The film, which portrayed Bardot as a bored newlywed who sleeps with her brother-in-law, was a key influence on New Wave directors Jean-Luc Godard and François Truffaut and embodied the hedonism and sexual freedom of the 1960s.

And God created woman was a box office hit and made Bardot a superstar. Her girlish pout, narrow waist and generous breasts were often valued more than her talent.
“It’s a shame to have acted so badly,” Bardot said of her early films. “I suffered a lot in the beginning. I was really treated like someone who was less than nothing.”
Bardot’s blatant off-screen love affair with co-star Jean-Louis Trintignant further shocked the nation. It blurred the lines between her public and private lives and made her a hot target for paparazzi.
Bardot never got used to the spotlight. She blamed constant press attention for the suicide attempt that followed ten months after the birth of her only child, Nicolas. Two weeks before the birth, photographers broke into her house to take a photo of her.
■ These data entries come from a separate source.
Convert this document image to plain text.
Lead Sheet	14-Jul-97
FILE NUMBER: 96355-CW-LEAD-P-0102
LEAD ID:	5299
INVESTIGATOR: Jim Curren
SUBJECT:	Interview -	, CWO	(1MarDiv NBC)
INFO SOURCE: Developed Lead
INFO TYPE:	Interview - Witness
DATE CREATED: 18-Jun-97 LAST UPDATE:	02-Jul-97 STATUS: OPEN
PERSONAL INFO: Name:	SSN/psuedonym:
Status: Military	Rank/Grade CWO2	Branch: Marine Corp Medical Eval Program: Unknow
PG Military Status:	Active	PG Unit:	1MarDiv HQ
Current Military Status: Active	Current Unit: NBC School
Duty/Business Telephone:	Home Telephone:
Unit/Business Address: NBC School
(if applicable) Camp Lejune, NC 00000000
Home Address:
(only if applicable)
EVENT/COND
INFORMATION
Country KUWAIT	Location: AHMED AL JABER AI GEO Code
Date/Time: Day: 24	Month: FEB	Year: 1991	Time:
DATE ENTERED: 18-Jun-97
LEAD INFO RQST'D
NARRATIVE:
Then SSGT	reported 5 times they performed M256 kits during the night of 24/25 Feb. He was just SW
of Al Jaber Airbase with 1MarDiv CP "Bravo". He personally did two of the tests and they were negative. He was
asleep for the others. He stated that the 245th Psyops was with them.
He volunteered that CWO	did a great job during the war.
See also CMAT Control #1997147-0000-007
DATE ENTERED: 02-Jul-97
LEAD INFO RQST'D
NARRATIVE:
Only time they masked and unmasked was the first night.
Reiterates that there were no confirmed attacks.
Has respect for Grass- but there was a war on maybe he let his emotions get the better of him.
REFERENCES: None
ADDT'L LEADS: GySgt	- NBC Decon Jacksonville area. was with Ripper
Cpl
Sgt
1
Nicolas’ father was Jacques Charrier, a French actor whom she married in 1959, but who never felt comfortable in his role as Monsieur Bardot. Bardot soon gave up her son to his father and later said she was chronically depressed and unready for the duties of motherhood.
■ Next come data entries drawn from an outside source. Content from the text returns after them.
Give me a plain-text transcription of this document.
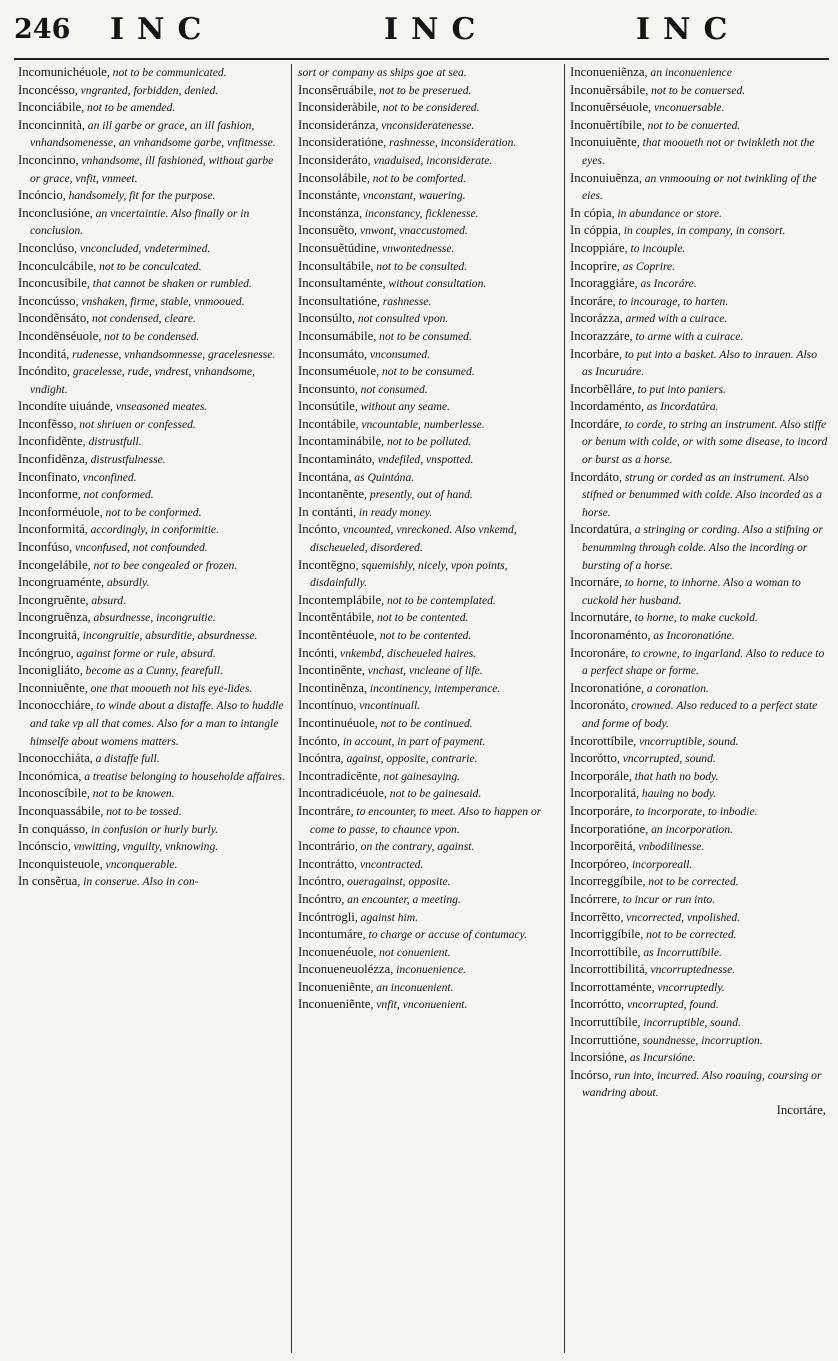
246 INC	INC	INC

Incomunichéuole, not to be communicated.

Inconcésso, vngranted, forbidden, denied.

Inconciábile, not to be amended.

Inconcinnità, an ill garbe or grace, an ill fashion, vnhandsomenesse, an vnhandsome garbe, vnfitnesse.

Inconcinno, vnhandsome, ill fashioned, without garbe or grace, vnfit, vnmeet.

Incóncio, handsomely, fit for the purpose.

Inconclusióne, an vncertaintie. Also finally or in conclusion.

Inconclúso, vnconcluded, vndetermined.

Inconculcábile, not to be conculcated.

Inconcusíbile, that cannot be shaken or rumbled.

Inconcússo, vnshaken, firme, stable, vnmooued.

Incondẽnsáto, not condensed, cleare.

Incondẽnséuole, not to be condensed.

Inconditá, rudenesse, vnhandsomnesse, gracelesnesse.

Incóndito, gracelesse, rude, vndrest, vnhandsome, vndight.

Incondíte uiuánde, vnseasoned meates.

Inconfẽsso, not shriuen or confessed.

Inconfidẽnte, distrustfull.

Inconfidẽnza, distrustfulnesse.

Inconfinato, vnconfined.

Inconforme, not conformed.

Inconforméuole, not to be conformed.

Inconformitá, accordingly, in conformitie.

Inconfúso, vnconfused, not confounded.

Incongelábile, not to bee congealed or frozen.

Incongruaménte, absurdly.

Incongruẽnte, absurd.

Incongruẽnza, absurdnesse, incongruitie.

Incongruitá, incongruitie, absurditie, absurdnesse.

Incóngruo, against forme or rule, absurd.

Inconigliáto, become as a Cunny, fearefull.

Inconniuẽnte, one that mooueth not his eye-lides.

Inconocchiáre, to winde about a distaffe. Also to huddle and take vp all that comes. Also for a man to intangle himselfe about womens matters.

Inconocchiáta, a distaffe full.

Inconómica, a treatise belonging to householde affaires.

Inconoscíbile, not to be knowen.

Inconquassábile, not to be tossed.

In conquásso, in confusion or hurly burly.

Incónscio, vnwitting, vnguilty, vnknowing.

Inconquisteuole, vnconquerable.

In consẽrua, in conserue. Also in con-

sort or company as ships goe at sea.

Inconsẽruábile, not to be preserued.

Inconsideràbile, not to be considered.

Inconsideránza, vnconsideratenesse.

Inconsideratióne, rashnesse, inconsideration.

Inconsideráto, vnaduised, inconsiderate.

Inconsolábile, not to be comforted.

Inconstánte, vnconstant, wauering.

Inconstánza, inconstancy, ficklenesse.

Inconsuẽto, vnwont, vnaccustomed.

Inconsuẽtúdine, vnwontednesse.

Inconsultábile, not to be consulted.

Inconsultaménte, without consultation.

Inconsultatióne, rashnesse.

Inconsúlto, not consulted vpon.

Inconsumábile, not to be consumed.

Inconsumáto, vnconsumed.

Inconsuméuole, not to be consumed.

Inconsunto, not consumed.

Inconsútile, without any seame.

Incontábile, vncountable, numberlesse.

Incontaminábile, not to be polluted.

Incontamináto, vndefiled, vnspotted.

Incontána, as Quintána.

Incontanẽnte, presently, out of hand.

In contánti, in ready money.

Incónto, vncounted, vnreckoned. Also vnkemd, discheueled, disordered.

Incontẽgno, squemishly, nicely, vpon points, disdainfully.

Incontemplábile, not to be contemplated.

Incontẽntábile, not to be contented.

Incontẽntéuole, not to be contented.

Incónti, vnkembd, discheueled haires.

Incontinẽnte, vnchast, vncleane of life.

Incontinẽnza, incontinency, intemperance.

Incontínuo, vncontinuall.

Incontinuéuole, not to be continued.

Incónto, in account, in part of payment.

Incóntra, against, opposite, contrarie.

Incontradicẽnte, not gainesaying.

Incontradicéuole, not to be gainesaid.

Incontráre, to encounter, to meet. Also to happen or come to passe, to chaunce vpon.

Incontrário, on the contrary, against.

Incontrátto, vncontracted.

Incóntro, oueragainst, opposite.

Incóntro, an encounter, a meeting.

Incóntrogli, against him.

Incontumáre, to charge or accuse of contumacy.

Inconuenéuole, not conuenient.

Inconueneuolézza, inconuenience.

Inconueniẽnte, an inconuenient.

Inconueniẽnte, vnfit, vnconuenient.

Inconueniẽnza, an inconuenience

Inconuẽrsábile, not to be conuersed.

Inconuẽrséuole, vnconuersable.

Inconuẽrtíbile, not to be conuerted.

Inconuiuẽnte, that mooueth not or twinkleth not the eyes.

Inconuiuẽnza, an vnmoouing or not twinkling of the eies.

In cópia, in abundance or store.

In cóppia, in couples, in company, in consort.

Incoppiáre, to incouple.

Incoprire, as Coprire.

Incoraggiáre, as Incoráre.

Incoráre, to incourage, to harten.

Incorázza, armed with a cuirace.

Incorazzáre, to arme with a cuirace.

Incorbáre, to put into a basket. Also to inrauen. Also as Incuruáre.

Incorbẽlláre, to put into paniers.

Incordaménto, as Incordatúra.

Incordáre, to corde, to string an instrument. Also stiffe or benum with colde, or with some disease, to incord or burst as a horse.

Incordáto, strung or corded as an instrument. Also stifned or benummed with colde. Also incorded as a horse.

Incordatúra, a stringing or cording. Also a stifning or benumming through colde. Also the incording or bursting of a horse.

Incornáre, to horne, to inhorne. Also a woman to cuckold her husband.

Incornutáre, to horne, to make cuckold.

Incoronaménto, as Incoronatióne.

Incoronáre, to crowne, to ingarland. Also to reduce to a perfect shape or forme.

Incoronatióne, a coronation.

Incoronáto, crowned. Also reduced to a perfect state and forme of body.

Incorottíbile, vncorruptible, sound.

Incorótto, vncorrupted, sound.

Incorporále, that hath no body.

Incorporalitá, hauing no body.

Incorporáre, to incorporate, to inbodie.

Incorporatióne, an incorporation.

Incorporẽitá, vnbodilinesse.

Incorpóreo, incorporeall.

Incorreggíbile, not to be corrected.

Incórrere, to incur or run into.

Incorrẽtto, vncorrected, vnpolished.

Incorriggíbile, not to be corrected.

Incorrottíbile, as Incorruttíbile.

Incorrottibilitá, vncorruptednesse.

Incorrottaménte, vncorruptedly.

Incorrótto, vncorrupted, found.

Incorruttíbile, incorruptible, sound.

Incorruttióne, soundnesse, incorruption.

Incorsióne, as Incursióne.

Incórso, run into, incurred. Also roauing, coursing or wandring about.

Incortáre,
“I was looking for roots back then,” she said in an interview. “I had nothing to offer.”
In her 1996 autobiography Initials BBShe compared her pregnancy to “a tumor growing inside me” and described Charrier as “moody and abusive.”
Bardot married her third husband, West German millionaire playboy Gunther Sachs, in 1966, but the relationship ended again in divorce three years later.
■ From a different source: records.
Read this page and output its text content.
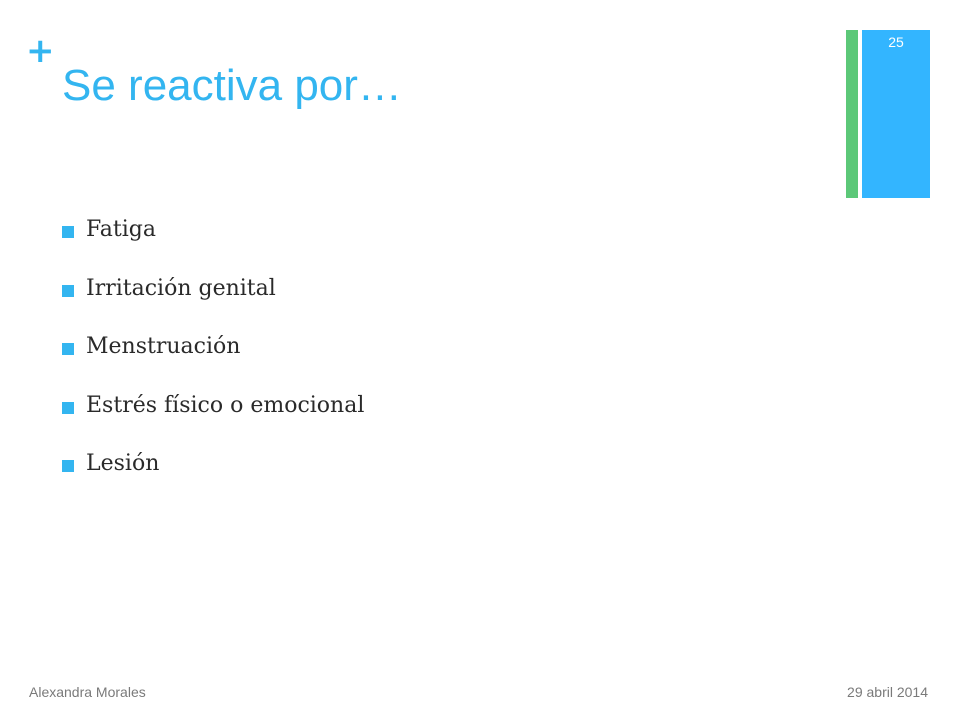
+
Se reactiva por…
25
Fatiga
Irritación genital
Menstruación
Estrés físico o emocional
Lesión
Alexandra Morales	29 abril 2014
Her films included A Parisian (1957); In case of misfortunein which she starred alongside film legend Jean Gabin in 1958; The truth (1960); Private life (1962); An adorable idiot (1964); Shalako (1968); Women (1969); The bear and the doll (1970); Rum Boulevard (1971); And Don Juan (1973).
With the exception of the critically acclaimed 1963 contemptDirected by Godard, Bardot’s films were rarely characterized by complicated plots. They were often used to show off Bardot in skimpy clothes or naked in the sun.
“It was never my big passion,” she said of filmmaking. “And it can be fatal at times. Marilyn (Monroe) died from it.”
Bardot retired to her villa on the French Riviera in Saint-Tropez in 1973 at the age of 39 The grabber.
Reinventing yourself in middle age
A decade later, Bardot emerged with a new persona: an animal rights lobbyist, her face wrinkled and her voice deep from years of heavy smoking.
She gave up her jet-setting life and sold movie memorabilia and jewelry to create a foundation dedicated solely to preventing animal cruelty.
Her activism knew no boundaries. She called on South Korea to ban the sale of dog meat and once wrote to then-U.S. President Bill Clinton asking why the U.S. Navy had recaptured two dolphins it had released into the wild.
Bardot attacked centuries-old French and Italian sporting traditions, including the Palio, a horse race open to anyone, and championed wolves, rabbits, kittens and turtledoves.
The French film star of the 1960s traveled to Newfoundland in 1977 to personally witness the seal hunt.
“It’s true that sometimes I get carried away, but when I see how slowly things are progressing … my despair overcomes me,” Bardot told the AP when asked about her racial hatred beliefs and opposition to the ritual killing of Muslims.
In 1997, several cities removed Marianne statues inspired by Bardot after the actress expressed anti-immigrant sentiments. Also that year, she received death threats after calling for a ban on the sale of horse meat.
Bardot once said that she identified with the animals she wanted to save.
“Because of the way I was treated, I can understand hunted animals,” Bardot said. “What happened to me was inhumane. I was constantly surrounded by the world press.”